Authentik Integration

This section explains how to add Authentik as a middleware through Traefik so that you can secure the ConfigServer WebUI behind an authentication server.


If you are adding Authentik as middleware in the steps above; the last thing you must do is log in to your Authentik admin panel and add a new Provider so that we can access the CSF WebUI via your domain.


Once you sign into the Authentik admin panel, go to the left-side navigation, select Applications -> Providers. Then at the top of the new page, click Create.



For the provider, select Proxy Provider.



Add the following provider values:

  • Name: CSF ForwardAuth
  • Authentication Flow: default-source-authentication (Welcome to authentik!)
  • Authorization Flow: default-provider-authorization-implicit-consent (Authorize Application)


Select Forward Auth (single application):

  • External Host: https://csf.domain.com



Once finished, click Create. Then on the left-side menu, select Applications -> Applications. Then at the top of the new page, click Create.

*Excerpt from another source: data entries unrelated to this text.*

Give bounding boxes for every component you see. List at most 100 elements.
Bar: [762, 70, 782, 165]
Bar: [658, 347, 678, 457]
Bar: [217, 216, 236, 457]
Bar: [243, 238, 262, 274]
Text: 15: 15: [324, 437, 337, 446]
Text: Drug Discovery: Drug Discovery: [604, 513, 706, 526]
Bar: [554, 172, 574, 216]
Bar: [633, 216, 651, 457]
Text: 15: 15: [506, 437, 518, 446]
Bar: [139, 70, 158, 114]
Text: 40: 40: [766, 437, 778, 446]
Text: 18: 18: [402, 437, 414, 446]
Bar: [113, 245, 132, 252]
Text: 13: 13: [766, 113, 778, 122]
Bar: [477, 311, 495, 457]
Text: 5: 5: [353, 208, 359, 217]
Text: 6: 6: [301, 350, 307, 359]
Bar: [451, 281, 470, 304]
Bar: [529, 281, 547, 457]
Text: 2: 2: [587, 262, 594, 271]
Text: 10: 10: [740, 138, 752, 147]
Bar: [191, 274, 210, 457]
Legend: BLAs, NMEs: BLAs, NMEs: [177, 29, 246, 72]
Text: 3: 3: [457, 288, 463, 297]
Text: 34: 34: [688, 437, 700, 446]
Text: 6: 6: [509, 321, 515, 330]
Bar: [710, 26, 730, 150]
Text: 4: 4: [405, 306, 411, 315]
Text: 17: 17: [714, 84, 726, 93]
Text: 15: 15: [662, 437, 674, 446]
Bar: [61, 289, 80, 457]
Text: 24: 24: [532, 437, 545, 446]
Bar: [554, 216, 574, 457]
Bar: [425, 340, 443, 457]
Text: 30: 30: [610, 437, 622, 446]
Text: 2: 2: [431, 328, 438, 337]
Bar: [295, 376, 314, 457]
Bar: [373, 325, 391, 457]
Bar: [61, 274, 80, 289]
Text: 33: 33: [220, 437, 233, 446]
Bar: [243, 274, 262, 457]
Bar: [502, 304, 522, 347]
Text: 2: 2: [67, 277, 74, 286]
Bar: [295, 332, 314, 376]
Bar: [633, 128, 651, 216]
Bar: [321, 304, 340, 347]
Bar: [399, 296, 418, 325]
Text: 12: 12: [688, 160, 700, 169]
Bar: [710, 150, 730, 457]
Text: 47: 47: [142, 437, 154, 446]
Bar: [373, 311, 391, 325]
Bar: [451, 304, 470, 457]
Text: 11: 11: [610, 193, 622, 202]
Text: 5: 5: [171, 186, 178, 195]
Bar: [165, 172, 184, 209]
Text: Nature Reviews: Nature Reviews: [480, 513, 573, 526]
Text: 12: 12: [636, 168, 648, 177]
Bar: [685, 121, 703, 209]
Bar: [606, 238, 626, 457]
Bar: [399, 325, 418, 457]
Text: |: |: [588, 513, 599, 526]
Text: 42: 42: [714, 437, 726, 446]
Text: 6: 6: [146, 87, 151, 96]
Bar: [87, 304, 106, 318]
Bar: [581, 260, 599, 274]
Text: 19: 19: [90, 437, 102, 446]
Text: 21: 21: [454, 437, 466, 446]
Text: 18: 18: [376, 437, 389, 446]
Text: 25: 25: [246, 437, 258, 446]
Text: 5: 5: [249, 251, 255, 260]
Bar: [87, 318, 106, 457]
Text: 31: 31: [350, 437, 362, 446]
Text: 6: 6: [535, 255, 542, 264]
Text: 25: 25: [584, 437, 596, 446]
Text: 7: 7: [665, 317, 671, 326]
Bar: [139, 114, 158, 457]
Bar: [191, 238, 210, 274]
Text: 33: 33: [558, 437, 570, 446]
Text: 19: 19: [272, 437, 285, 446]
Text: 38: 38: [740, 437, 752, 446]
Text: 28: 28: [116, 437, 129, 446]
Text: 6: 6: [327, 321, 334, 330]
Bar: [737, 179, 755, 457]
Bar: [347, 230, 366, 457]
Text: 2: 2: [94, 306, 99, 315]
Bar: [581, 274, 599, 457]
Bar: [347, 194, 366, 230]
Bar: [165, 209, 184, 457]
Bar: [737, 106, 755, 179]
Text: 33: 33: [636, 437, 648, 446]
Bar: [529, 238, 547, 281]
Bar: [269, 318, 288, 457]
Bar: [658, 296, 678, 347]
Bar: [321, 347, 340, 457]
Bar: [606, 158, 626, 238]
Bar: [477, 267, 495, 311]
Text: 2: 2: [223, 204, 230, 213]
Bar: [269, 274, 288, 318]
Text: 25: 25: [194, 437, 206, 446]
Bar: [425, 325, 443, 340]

Add the following parameters:

  • Name: CSF (ConfigServer Firewall)
  • Slug: csf
  • Group: Administrative
  • Provider: CSF ForwardAuth
  • Backchannel Providers: None
  • Policy Engine Mode: any



Save, and then on the left-side menu, select Applications -> Outposts:



Find your Outpost and edit it.


Move CSF (ConfigServer Firewall) to the right side Selected Applications box.



You should be able to access csf.domain.com and be prompted now to authenticate with Authentik.